Transforming Insights Into Innovation

At Dimer Pharmaceuticals, we are committed to tackling the most aggressive and life-threatening cancers by targeting critical drivers of disease progression. One such driver is MYCN amplification, a genetic alteration that underpins tumor growth, resistance, and metastasis in several cancer types. With our unique approach inspired by prion biology and protein homeostasis, we aim to disrupt the devastating impact of MYCN amplification and offer hope to patients.

What is MYCN Amplification?

MYCN amplification is characterized by an increase in the number of copies of the MYCN gene, leading to its overexpression. This amplification drives a cascade of molecular events that fuel rapid tumor growth, evade immune defenses, and resist conventional therapies. MYCN is particularly challenging because of its role as a master regulator of cellular processes, including:

  • Cell Cycle Regulation

  • Metabolic Reprogramming

  • Survival Pathways

  • Tumor Microenvironment Modulation

Cancers Driven by MYCN Amplification

MYCN amplification is a hallmark of various cancers, driving aggressive tumor growth, metastasis, and therapy resistance. These cancers are part of Dimer Pharmaceuticals' Platform Technology to address all MYC-N Driven Cancers.

  • Neuroblastoma
    A common pediatric cancer arising in the adrenal glands or sympathetic nervous system. High-risk cases often resist therapy and have poor survival rates.

  • Medulloblastoma
    A malignant brain tumor in children, originating in the cerebellum, with aggressive subtypes prone to rapid spread and long-term neurocognitive impacts.

  • Diffuse Intrinsic Pontine Glioma (DIPG)
    A fatal pediatric brainstem tumor affecting critical functions, with no effective treatments and a median survival of less than a year.

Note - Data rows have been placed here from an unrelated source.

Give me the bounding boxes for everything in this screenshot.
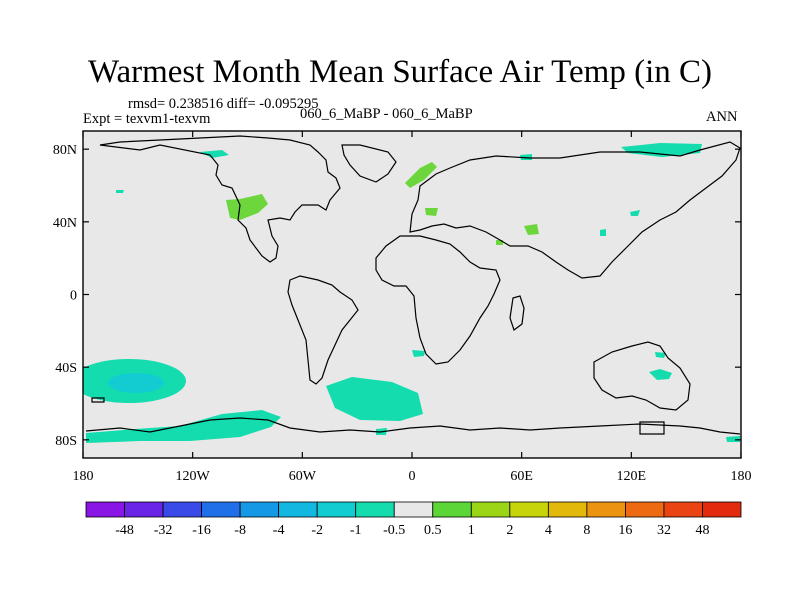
x-tick-label: 60E	[510, 469, 533, 484]
colorbar-swatch	[470, 501, 511, 518]
coastline-madagascar	[509, 295, 525, 331]
colorbar-swatch	[85, 501, 125, 518]
colorbar-label: -16	[192, 523, 211, 538]
colorbar-label: 0.5	[424, 523, 442, 538]
anomaly-east-asia	[630, 210, 640, 216]
anomaly-layer	[83, 143, 740, 443]
colorbar: -48 -32 -16 -8 -4 -2 -1 -0.5 0.5 1 2 4 8 16 32 48	[85, 501, 742, 538]
colorbar-label: -48	[115, 523, 134, 538]
colorbar-swatch	[239, 501, 280, 518]
anomaly-south-atlantic	[326, 377, 423, 421]
chart-title: Warmest Month Mean Surface Air Temp (in …	[87, 54, 713, 90]
colorbar-swatch	[355, 501, 395, 518]
anomaly-southern-africa	[412, 350, 425, 357]
anomaly-australia	[649, 369, 672, 380]
anomaly-china	[600, 229, 606, 236]
experiment-label: Expt = texvm1-texvm	[83, 111, 211, 127]
colorbar-label: 2	[506, 523, 513, 538]
colorbar-label: 8	[583, 523, 590, 538]
colorbar-label: 48	[695, 523, 709, 538]
colorbar-swatch	[663, 501, 703, 518]
colorbar-swatch	[547, 501, 588, 518]
colorbar-swatch	[702, 501, 742, 518]
colorbar-label: -1	[350, 523, 362, 538]
axis-ticks: 180 120W 60W 0 60E 120E 180 80N 40N 0 40S 80S	[53, 131, 752, 484]
anomaly-siberia	[621, 143, 702, 157]
colorbar-swatch	[316, 501, 357, 518]
x-tick-label: 180	[73, 469, 94, 484]
colorbar-swatch	[201, 501, 241, 518]
coastline-eurasia	[409, 141, 741, 279]
coastline-australia	[593, 341, 691, 411]
anomaly-central-asia	[524, 224, 539, 235]
y-tick-label: 80N	[53, 143, 77, 158]
coastline-island-antarctic	[639, 421, 665, 435]
colorbar-swatch	[509, 501, 549, 518]
y-tick-label: 0	[70, 289, 77, 304]
x-tick-label: 0	[409, 469, 416, 484]
x-tick-label: 60W	[289, 469, 317, 484]
colorbar-label: -8	[234, 523, 246, 538]
colorbar-label: 16	[618, 523, 632, 538]
x-tick-label: 180	[731, 469, 752, 484]
colorbar-swatch	[625, 501, 665, 518]
colorbar-label: 1	[468, 523, 475, 538]
colorbar-label: -0.5	[383, 523, 405, 538]
colorbar-label: 4	[545, 523, 552, 538]
colorbar-label: -4	[273, 523, 285, 538]
colorbar-swatch	[162, 501, 202, 518]
anomaly-europe	[425, 208, 438, 216]
anomaly-greenland-coast	[200, 150, 229, 158]
anomaly-pacific-north	[116, 190, 124, 193]
x-tick-label: 120W	[176, 469, 211, 484]
anomaly-australia-north	[655, 352, 666, 358]
anomaly-western-north-america	[226, 194, 268, 220]
coastline-greenland	[341, 144, 397, 183]
colorbar-label: -2	[311, 523, 323, 538]
coastline-africa	[375, 235, 501, 365]
coastline-antarctica	[85, 417, 741, 435]
coastline-island-south-pacific	[91, 397, 105, 403]
center-label: 060_6_MaBP - 060_6_MaBP	[300, 106, 473, 122]
coastlines	[85, 135, 741, 435]
colorbar-swatch	[432, 501, 472, 518]
coastline-south-america	[287, 275, 359, 385]
anomaly-antarctic-east	[726, 436, 740, 442]
anomaly-south-pacific-core	[108, 373, 164, 393]
y-tick-label: 80S	[55, 434, 77, 449]
x-tick-label: 120E	[617, 469, 647, 484]
colorbar-label: 32	[657, 523, 671, 538]
stats-text: rmsd= 0.238516 diff= -0.095295	[128, 96, 319, 112]
colorbar-swatch	[124, 501, 164, 518]
season-label: ANN	[706, 109, 738, 125]
y-tick-label: 40S	[55, 361, 77, 376]
colorbar-swatch	[278, 501, 318, 518]
colorbar-swatch	[586, 501, 626, 518]
colorbar-swatch	[393, 501, 434, 518]
y-tick-label: 40N	[53, 216, 77, 231]
colorbar-label: -32	[154, 523, 173, 538]
anomaly-scandinavia	[405, 162, 437, 188]
coastline-north-america	[99, 135, 341, 263]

  • Embryonal Tumor with Multilayered Rosettes (ETMR)
    A rare and fast-growing brain tumor in children, resistant to therapy and associated with poor outcomes.

  • Atypical Teratoid/Rhabdoid Tumors (AT/RT)
    Highly malignant brain tumors in young children with low survival rates, despite aggressive therapy.

  • Pineoblastoma
    A rare tumor of the pineal gland causing headaches and hydrocephalus, with limited treatment success due to its location.

  • Supratentorial Primitive Neuroectodermal Tumors (sPNETs)
    Rare and aggressive brain tumors in children, often resistant to therapy with poor prognosis.

  • Ependymomas
    Tumors of the brain or spinal cord lining, common in children, with frequent recurrence in higher-grade cases.

  • Rhabdomyosarcoma
    A childhood soft tissue cancer, with the alveolar subtype being aggressive and prone to metastasis.

  • Glioblastoma (GBM)
    An aggressive adult brain tumor known for rapid growth, resistance to treatment, and a median survival of just 15 months.

  • Small Cell Lung Cancer (SCLC)
    A fast-growing, smoking-associated lung cancer with poor survival rates, often diagnosed at an advanced stage.

  • Neuroendocrine Prostate Cancer
    A highly aggressive prostate cancer subtype, often developing resistance to hormonal therapies.

  • Prostate Adenocarcinoma
    A common prostate cancer type that is more challenging to treat in advanced or metastatic stages.

  • Wilms’ Tumor
    A kidney cancer in children under five, often treatable but more aggressive in high-risk cases.

  • Retinoblastoma
    A pediatric eye cancer detected by a white reflection in the pupil, with good outcomes if caught early.

  • Basal Cell Carcinoma
    The most common skin cancer, usually slow-growing but occasionally aggressive in rare cases.